The framework is derived from the authors’
combined experiences with informed
consent in Africa. A generic template for
participant information (Supplementary
Note) is provided, and validated translation
into the participants’ primary language(s) is
recommended. Framework tenets include
ease of understanding for field-workers and
participants, and practical administration in
a busy facility (such as clinics). We describe
the core components of tiered consent for
competent adult participants, although not
all elements may be appropriate for every
study. We provide recommendations for data
capture and standardization of participant
consent information.
What information should be provided
in the informed-consent documents?
Ethical research requires balancing benefits
and risks at the micro level for individuals,
the meso level for communities and the
macro level for populations. Although
ethics review boards consider all levels in
assessing a research study, an individuals
right to decline or accept participation
remains paramount, and participants must
be provided with necessary and sufficient
information to support this right. We
present core concepts and highlight how
localized knowledge can be incorporated in
providing information to participants.
Information about genetics. African
colloquialisms often speak to an inherent
understanding of heredity. For example,
the Shona proverb “Mhembwe rudzi
inozvara mwana ane kazhumu” translates
to “The child of a duiker [small antelope]
is a duiker,” and its equivalent in English
is “Like father, like son.” Such local
expressions can be harnessed in explaining
heredity and genetic concepts by using
anecdotally accessible, emotionally neutral
examples such as height or facial similarity.
Caucasian-centric examples, such as eye
or hair color, are often inappropriate for
African participants.
Information about genetics and health
can be related to locally prevalent health
conditions, while always providing clarity
about complex risk factors to prevent
misunderstanding, anxiety or family
conflict—for example, an explanation that
genetic factors might influence susceptibility
to malaria, but environmental factors are the
chief drivers of becoming infected.
The focus of the study, and who is doing
the research. Clear, simple language
and local names for health conditions
can simplify explanation of the research
question. For example, “We want to
understand whether genes affect how likely
someone is to get sick from bilharzia
is more accessible than “The primary
study objective is to elucidate the genetic
etiology of schistosomiasis” for an African
population exposed to schistosomes.
However, information accuracy supports
transparency, and researchers should not
confuse straightforward language with
incomplete information. During recruitment
of controls, researchers can explain that
comparing samples from people with and
without an illness can help understand
what contributes to getting the illness. Local
researchers and institutions should always
be named as the primary contact, to ensure
that they are familiar, un-intimidating,
identifiable and contactable for participants.
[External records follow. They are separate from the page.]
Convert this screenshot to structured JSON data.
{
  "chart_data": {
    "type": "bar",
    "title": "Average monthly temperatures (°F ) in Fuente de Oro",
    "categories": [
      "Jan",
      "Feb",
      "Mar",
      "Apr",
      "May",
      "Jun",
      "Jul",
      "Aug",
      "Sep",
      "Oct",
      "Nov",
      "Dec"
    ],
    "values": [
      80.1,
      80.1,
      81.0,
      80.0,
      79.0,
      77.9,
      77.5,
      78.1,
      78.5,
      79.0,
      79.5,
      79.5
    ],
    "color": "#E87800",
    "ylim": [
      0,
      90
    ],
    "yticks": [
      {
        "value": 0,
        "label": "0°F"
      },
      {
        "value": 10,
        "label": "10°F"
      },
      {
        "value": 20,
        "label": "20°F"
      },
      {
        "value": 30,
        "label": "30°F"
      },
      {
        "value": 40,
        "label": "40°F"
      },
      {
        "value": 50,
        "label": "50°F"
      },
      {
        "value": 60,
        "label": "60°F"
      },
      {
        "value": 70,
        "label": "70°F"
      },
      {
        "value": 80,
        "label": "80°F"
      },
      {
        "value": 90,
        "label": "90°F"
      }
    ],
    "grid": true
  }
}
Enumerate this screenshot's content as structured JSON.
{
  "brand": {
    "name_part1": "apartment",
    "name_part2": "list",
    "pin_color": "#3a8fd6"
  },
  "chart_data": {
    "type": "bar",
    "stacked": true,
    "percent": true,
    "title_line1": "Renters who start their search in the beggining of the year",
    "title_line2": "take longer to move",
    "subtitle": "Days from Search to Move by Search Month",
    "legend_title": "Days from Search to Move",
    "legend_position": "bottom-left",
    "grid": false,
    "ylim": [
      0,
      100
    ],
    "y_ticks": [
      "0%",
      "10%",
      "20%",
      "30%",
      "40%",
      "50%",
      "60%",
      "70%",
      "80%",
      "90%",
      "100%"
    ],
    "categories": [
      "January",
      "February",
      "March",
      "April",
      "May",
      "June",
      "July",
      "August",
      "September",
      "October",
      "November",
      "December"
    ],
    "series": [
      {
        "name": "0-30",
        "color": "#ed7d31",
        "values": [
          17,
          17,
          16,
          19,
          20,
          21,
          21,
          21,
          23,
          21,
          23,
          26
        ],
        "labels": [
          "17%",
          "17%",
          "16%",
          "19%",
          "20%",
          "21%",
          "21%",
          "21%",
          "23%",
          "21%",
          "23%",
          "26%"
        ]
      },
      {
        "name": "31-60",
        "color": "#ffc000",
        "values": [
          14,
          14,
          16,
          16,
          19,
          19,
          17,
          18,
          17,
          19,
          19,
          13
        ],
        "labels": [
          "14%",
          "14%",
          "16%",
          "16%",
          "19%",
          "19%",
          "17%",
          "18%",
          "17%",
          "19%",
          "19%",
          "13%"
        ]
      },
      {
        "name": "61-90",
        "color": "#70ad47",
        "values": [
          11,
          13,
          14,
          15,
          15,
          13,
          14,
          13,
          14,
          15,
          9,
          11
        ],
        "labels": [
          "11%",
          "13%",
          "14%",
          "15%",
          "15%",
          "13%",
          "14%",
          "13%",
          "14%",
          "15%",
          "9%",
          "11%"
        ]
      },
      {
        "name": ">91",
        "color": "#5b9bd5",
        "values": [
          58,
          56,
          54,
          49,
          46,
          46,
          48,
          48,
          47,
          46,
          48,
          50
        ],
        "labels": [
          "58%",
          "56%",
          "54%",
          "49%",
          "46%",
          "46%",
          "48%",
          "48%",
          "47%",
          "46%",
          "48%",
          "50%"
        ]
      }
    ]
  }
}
What will you be asked to provide or do
in this study?. A brief, simple explanation
of exactly what will be requested in terms
of visits, data and sample collection, and
common-use estimates of collection
volumes can inform participants about the
collection of blood or saliva. For example,
referring to “about two teaspoons” of blood
is more readily understood by participants
than “10 ml.
What are the potential risks and benefits
of this study?. There are often no direct
benefits to participants in genome research;
in such cases, the lack of benefits should
be honestly stated. However, researchers
should also recognize and respect that
African participants may also value altruistic
behavior and contributing to the well-being
of others or the advancement of science,
regardless of their circumstances20,21.
Research studies may be misunderstood by
participants as an offer of additional health
care or an opportunity for cure, and if such
benefits will not be provided, this must be
explicitly stated.
Communicating risks is complicated
by the unknowable nature of future risks
associated with genomic data: the rapidly
evolving landscape makes cataloging future
possible uses impossible. Existing risks
include re-identification of individuals and
exposure of personal health information in
the event of data breach or inappropriate
data reuse2224, as well as stigmatization
of families, communities or ancestral
groups. Another risk to be communicated
to participants is discovery of information
about the participant’s health or information
that might negatively affect family members
or local community members who did not
necessarily consent to the study. Describing
the risks alongside clear, practical plans for
risk mitigation can reassure participants that
risks have been appropriately identified and
planned for.
Remuneration for costs incurred by study
participation, or refreshments provided,
should be detailed separately to avoid
confusion with ‘study benefits’.
Privacy protection, and data- and
specimen-protection protocols. The
processes and infrastructure in place to
protect data and specimens should be briefly
outlined to assure participants that privacy
protection is in place. Sample storage
locations and security measures should
be detailed—including the geographical
locations of storage and use, what data
will be generated from the samples, and
how and by whom those data will be used
further. Information can be provided
about the committees that will oversee
access and the plans for sharing aggregated
or group-level data with collaborators,
scientific journals, international
collaborators or online platforms.
Return of results. General study findings
can be communicated to participants in
a context-appropriate process involving
posters and pamphlets distributed in
recruitment facilities, cell-phone messaging
or website updates. Community meetings
with the researchers to provide feedback on
findings should occur only if participant
confidentiality can be protected, especially
for studies on sensitive health issues. The
return of findings from genome-related
research requires approval by a research
ethics committee and medical specialists
who can determine whether the findings
(primary or incidental) meet criteria for
return to individual participants and are
actionable. The consent process should
support the participants’ right not to know
certain results, whether actionable or not
actionable, within their current context.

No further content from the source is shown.